The ancient individual is the oldest modern human to ever undergo genome sequencing, and comparing his genome to those of people who lived later on in Europe and Asia could provide insight into their migration, the Max Planck Institute for Evolutionary Anthropology reported. All that is left of the subject is a relatively complete femur, but this small bone was enough to reveal some ancient secrets.

"The morphology of the bone suggests that it is an early modern human; that is an individual related to populations that are the direct ancestors of people alive today" said Bence Viola, an anthropologist who analyzed it. "This individual is one of the oldest modern humans found outside the Middle East and Africa."

The recent findings suggest the mash up between modern humans and Neanderthal took place between 50,000 and 60,000 years ago. The piece of the skeleton, dubbed the Ust'-Ishim bone after the Siberian village it was discovered in, is believed to be equally related to people in East Asia and people that lived in Europe during the Stone Age.

"The population to which the Ust'-Ishim individual belonged may have split from the ancestors of present-day West Eurasian and East Eurasian populations before, or at about the same time, when these two first split from each other," team leader Svante Pääbo said. "It is very satisfying that we now have a good genome not only from Neandertals and Denisovans, but also from a very early modern human" 

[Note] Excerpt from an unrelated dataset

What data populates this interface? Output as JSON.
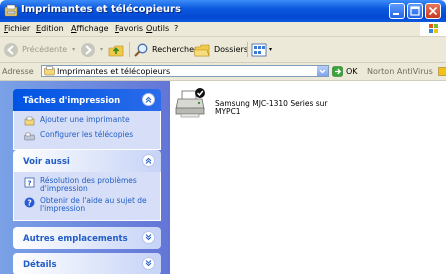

The findings suggest the Ust'-Ishim individual may have belonged to a population of immigrants into Europe and Central Asia that have since died out. The man only possessed about 2 percent Neanderthal DNA, which is similar to what is seen in today's East Asians and Europeans; the length of the ancient individual's Neanderthal DNA segments is much longer than in present-day humans because they had not yet been reduced in size through the generations.

"This allowed us to estimate that the ancestors of the Ust'-Ishim individual mixed with Neandertals approximately 7,000 [to] 13,000 years before this individual lived or about 50,000 to 60,000 years ago, which is close to the time of the major expansion of modern humans out of Africa and the Middle East", said Janet Kelso, who led the computer-based analyses of the genome.

The research also allowed the scientists to estimate the rate at which mutations accumulate in the human genome. The findings suggest between one and two mutations per year tend to accumulate in the genomes of populations in Europe and Asia since the Ust'-Ishim man walked the Earth.

The findings were published in a recent edition of the journal Nature.